A report by Digitalis, Social 360 and Signal-AI measured the following results: The Anti-Racism Live Global Digital Experience on Twitter saw fantastic engagement with a total of 310,566 views. The International Day for the Elimination of Racial Discrimination was mentioned in 6,302 articles from 14 to 28 March 2021 – volume of coverage is 10.9 times bigger compared to the coverage received last year during the same time period. On 21 March 2021, there were 2,566 articles mentioning the International Day for the Elimination of Racial Discrimination – 2,106 of these were neutral and 460 were positive. The hashtag #FightRacismsaw the largest engagement on Twitter, appearing in 65,736 tweets followed by #Standup4humanrights (15,377 tweets) and #GlobalGoals (13,571 tweets) (data for the date range 14–28 March 2021).

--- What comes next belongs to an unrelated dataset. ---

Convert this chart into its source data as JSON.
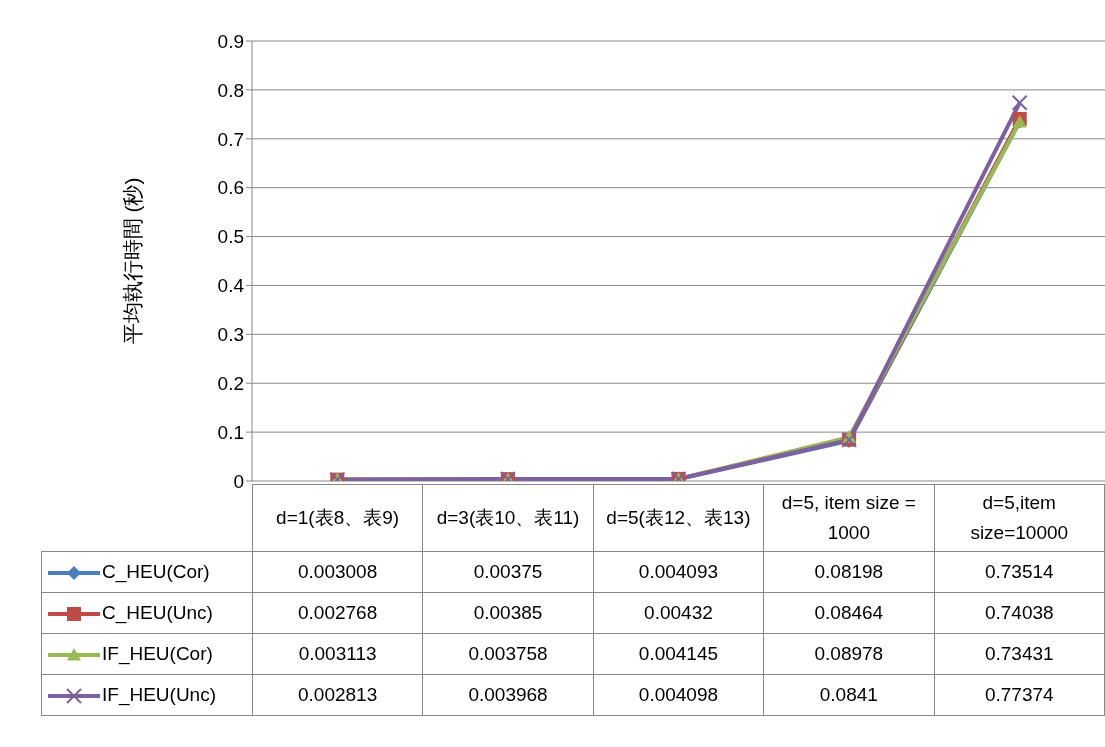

=== Climate Action Live Global Digital Experience, 21 June 2021 ===
Peace One Day are producing Climate Action Live on 21 June 2021.

==Filmmaking==

===Domestic Violence Awareness===
Since 2019, Peace One Day Productions have been making films for Avon, telling stories of gender-based violence survivors. These films are directed and produced by Jeremy Gilley.

==Awards==
•	Africa Peace Award – Africa regional body of the United Religions Initiative (URI) 2015
•	Lennon-Ono Grant for Peace in Reyjkavik 2014
•	Champion of Peace Award at the Sahara Balkan Peace Festival – 4 October 2013
•	IVCA Fellowship – 19 October 2011
•	Carnegie-Wateler Peace Prize 2010 in The Hague – 1 December 2010
•	Cinema for Peace 2009 – Most Inspirational Movie of the Year (The Day After Peace)
•	Geneva Cinema Vérité – Cinema Vérité Award (The Day After Peace)
•	Zimbabwe International Film Festival – Best Documentary Award (The Day After Peace)
•	Britain's Best Award 2008 (Campaigner of the Year)
•	IVCA Clarion Award Winner 2008 – Champion Award
•	James Hammerstein Award 2006

==Impact Profile==
Impact Profile is a social media platform created by Chelsea Apps, for individuals who wish to measure and showcase their own positive social contribution, to create a legacy of peace and sustainability for future generations, to inspire other people globally to achieve a positive social impact and help realise the UN's Global Goals.

Impact Profile was launched at the Oxford Union, Oxford University, UK on Sunday 14 October 2018, by founder Jeremy Gilley and Peace One Day Ambassador Jude Law, along with the President of the Oxford Union, Stephen Horvath. Notable attendants included Professor Kalypso Nicolaidis and Oxford's Lord Mayor Cook.